Me? It is not my job to deal with such things. Let the Public Relations people explain. Let the President explain. Let the Lieutenant-Governor, who acted as Chairman of the Sesquicentennial Committee, explain. But none of them were there. No, no; they were snug in their beds, and I was face to face with a sobbing, ignored Founder.
“I can only appeal to your magnanimity, Sire,” I said. “You know what academics are. Simple folk whose minds rarely stray beyond the present. And really, I—what can I do?”
“I’ll tell you in good time,” said the King. “But first a matter of curiosity; something led me here; something led me to this place; some notion that in this College, at least, I might find understanding. What do you think it can have been?”
What was I to say? “Humble as I am,” I ventured, “I apologize on behalf of us all. I am sure no affront was intended.”
He was not mollified. A look of bitterness succeeded to grief in his countenance. “Pshaw,” he said. “I notice none of you forgot John Strachan. Tell me, what does this University find that is so special about John Strachan?”
I spoke without thinking. “As our Founder—” said I, causing the King to interrupt in a temper.
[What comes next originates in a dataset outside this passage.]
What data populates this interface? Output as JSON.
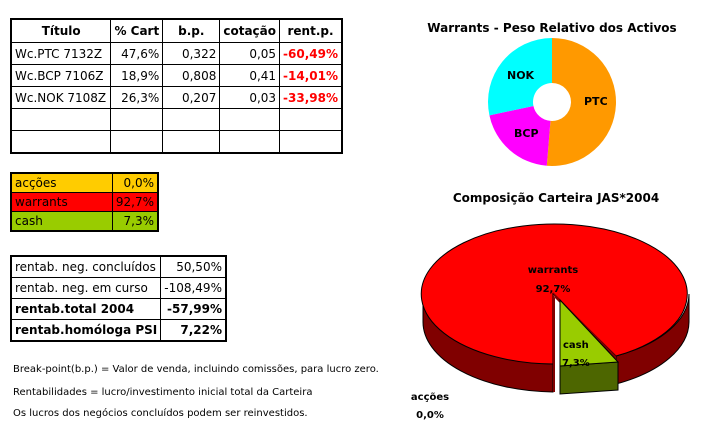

“Oh Founder, Founder, Founder! Strachan was forever founding something! McGill University, your great rival—he had a finger in that pie. And Trinity, your neighbour—they toady to him there as a Founder. But in this University he wasn’t a Founder, he was merely an organizer! Did he ever open his sporran and lay down a penny-piece? Because I did! This University would have been nowhere without my money.”